Childhood, once vast with terrors and surprises,
Is fading to a landscape deep with distance—
And always the sad piano in the distance,

Faintly in the distance, a ghostly tinkling
(O indecipherable blurred harmonies)
Or some far horn repeating over water
Its high lost note, cut loose from all harmonies.
At such times, wakeful, a child will dream the world,
And this is the world we run to from the world.

Or the two worlds come together and are one
On dark, sweet afternoons of storm and of rain,
And stereopticons brought out and dusted,
Stacks of old Geographics, or, through the rain,
A mad wet dash to the local movie palace
And the shriek, perhaps, of Kane’s white cockatoo.
(Would this have been summer, 1942?)

By June the city always seems neurotic.
But lakes are good all summer for reflection,
And ours is famed among painters for its blues,
Yet not entirely sad, upon reflection.
Why sad at all? Is their wish so unique—
To anthropomorphise the inanimate
With a love that masquerades as pure technique?
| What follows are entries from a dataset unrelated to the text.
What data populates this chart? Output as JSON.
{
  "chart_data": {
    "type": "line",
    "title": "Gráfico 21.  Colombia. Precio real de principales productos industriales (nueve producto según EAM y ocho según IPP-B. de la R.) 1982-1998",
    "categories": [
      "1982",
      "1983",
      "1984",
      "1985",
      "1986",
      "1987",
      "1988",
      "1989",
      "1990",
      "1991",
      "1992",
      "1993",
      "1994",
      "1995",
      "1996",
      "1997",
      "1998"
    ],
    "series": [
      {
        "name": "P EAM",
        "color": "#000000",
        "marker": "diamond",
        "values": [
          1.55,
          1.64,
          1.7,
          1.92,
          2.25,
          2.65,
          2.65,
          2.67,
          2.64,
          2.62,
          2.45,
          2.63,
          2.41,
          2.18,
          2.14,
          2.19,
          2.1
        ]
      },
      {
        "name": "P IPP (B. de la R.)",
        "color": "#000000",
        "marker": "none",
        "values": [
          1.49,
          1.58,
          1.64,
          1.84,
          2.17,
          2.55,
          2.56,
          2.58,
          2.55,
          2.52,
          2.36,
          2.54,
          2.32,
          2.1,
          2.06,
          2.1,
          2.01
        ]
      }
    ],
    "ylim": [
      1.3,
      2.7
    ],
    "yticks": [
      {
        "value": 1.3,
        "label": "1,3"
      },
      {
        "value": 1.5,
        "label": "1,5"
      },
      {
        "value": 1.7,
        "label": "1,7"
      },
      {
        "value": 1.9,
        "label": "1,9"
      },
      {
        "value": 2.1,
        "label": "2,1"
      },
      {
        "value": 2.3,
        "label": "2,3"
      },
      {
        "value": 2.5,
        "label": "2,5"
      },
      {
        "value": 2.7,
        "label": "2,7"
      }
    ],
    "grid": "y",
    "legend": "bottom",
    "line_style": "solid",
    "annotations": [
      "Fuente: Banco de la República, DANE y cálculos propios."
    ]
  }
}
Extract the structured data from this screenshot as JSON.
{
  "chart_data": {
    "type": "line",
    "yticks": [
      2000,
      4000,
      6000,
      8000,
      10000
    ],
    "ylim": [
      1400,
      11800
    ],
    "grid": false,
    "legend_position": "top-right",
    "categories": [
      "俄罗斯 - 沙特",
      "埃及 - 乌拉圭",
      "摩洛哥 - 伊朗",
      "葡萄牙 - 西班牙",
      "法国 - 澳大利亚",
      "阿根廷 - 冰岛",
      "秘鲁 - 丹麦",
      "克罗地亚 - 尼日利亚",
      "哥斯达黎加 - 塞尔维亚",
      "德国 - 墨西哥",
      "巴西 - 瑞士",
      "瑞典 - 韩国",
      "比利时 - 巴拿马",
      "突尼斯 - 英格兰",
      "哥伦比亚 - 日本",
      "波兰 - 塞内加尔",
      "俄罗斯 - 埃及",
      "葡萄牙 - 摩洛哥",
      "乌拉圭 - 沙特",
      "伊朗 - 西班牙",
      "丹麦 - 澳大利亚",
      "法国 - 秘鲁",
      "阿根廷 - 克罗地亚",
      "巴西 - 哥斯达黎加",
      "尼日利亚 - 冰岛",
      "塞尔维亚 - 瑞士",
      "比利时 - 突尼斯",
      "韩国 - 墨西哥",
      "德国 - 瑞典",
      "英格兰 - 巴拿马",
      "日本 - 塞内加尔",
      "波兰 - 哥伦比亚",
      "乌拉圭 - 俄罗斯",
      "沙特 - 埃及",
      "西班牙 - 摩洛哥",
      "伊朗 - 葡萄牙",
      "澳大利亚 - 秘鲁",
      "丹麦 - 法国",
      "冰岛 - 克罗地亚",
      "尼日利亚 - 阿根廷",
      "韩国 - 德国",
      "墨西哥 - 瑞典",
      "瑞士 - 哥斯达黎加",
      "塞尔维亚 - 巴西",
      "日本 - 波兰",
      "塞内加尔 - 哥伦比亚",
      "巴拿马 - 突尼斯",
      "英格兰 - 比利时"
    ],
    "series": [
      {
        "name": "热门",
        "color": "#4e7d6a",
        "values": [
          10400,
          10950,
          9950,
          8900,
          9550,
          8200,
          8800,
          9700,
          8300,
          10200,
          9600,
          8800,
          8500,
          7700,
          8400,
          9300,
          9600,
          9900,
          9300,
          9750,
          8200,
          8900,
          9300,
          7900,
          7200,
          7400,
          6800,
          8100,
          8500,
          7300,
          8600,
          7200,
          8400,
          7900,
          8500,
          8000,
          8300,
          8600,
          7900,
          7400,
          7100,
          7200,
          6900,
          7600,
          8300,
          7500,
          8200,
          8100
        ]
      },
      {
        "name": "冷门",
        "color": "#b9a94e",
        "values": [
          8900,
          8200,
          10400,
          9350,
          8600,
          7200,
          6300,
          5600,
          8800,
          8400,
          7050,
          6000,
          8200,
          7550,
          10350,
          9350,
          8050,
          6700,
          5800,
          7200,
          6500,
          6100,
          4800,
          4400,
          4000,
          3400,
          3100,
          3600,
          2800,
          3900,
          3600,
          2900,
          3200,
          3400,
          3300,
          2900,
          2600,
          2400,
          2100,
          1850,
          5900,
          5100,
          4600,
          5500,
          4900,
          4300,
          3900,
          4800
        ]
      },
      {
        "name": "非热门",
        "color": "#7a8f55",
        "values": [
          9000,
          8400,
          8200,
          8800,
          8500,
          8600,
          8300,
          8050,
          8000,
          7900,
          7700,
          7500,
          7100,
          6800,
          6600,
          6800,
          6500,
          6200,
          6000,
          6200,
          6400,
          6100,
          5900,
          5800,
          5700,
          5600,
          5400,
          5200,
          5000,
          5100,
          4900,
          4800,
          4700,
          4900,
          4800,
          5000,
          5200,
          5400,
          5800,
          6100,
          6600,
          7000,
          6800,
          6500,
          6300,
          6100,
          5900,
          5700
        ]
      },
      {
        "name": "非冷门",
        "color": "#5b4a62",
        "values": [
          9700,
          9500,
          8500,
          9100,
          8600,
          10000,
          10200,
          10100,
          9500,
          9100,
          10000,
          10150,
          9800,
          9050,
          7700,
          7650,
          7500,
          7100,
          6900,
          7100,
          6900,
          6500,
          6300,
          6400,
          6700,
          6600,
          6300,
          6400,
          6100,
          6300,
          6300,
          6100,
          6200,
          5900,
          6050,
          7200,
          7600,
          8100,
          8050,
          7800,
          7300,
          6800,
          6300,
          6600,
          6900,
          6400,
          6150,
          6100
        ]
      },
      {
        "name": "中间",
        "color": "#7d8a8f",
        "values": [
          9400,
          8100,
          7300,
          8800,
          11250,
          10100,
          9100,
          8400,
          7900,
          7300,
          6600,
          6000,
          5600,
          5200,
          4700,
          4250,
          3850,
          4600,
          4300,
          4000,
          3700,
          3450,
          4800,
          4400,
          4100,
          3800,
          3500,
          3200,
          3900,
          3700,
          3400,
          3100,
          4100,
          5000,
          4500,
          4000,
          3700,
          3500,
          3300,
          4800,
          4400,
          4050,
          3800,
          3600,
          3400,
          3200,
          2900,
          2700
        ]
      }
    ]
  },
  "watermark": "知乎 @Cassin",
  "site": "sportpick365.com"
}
O art and the child were innocent together!
But landscapes grow abstract, like ageing parents.
Soon now the war will shutter the grand hotels,
And we, when we come back, will come as parents.
There are no lanterns now strung between pines—
Only, like history, the stark bare northern pines.

And after a time the lakefront disappears
Into the stubborn verses of its exiles
Or a few gifted sketches of old piers.
It rains perhaps on the other side of the heart;
Then we remember, whether we would or no.
—Nostalgia comes with the smell of rain, you know.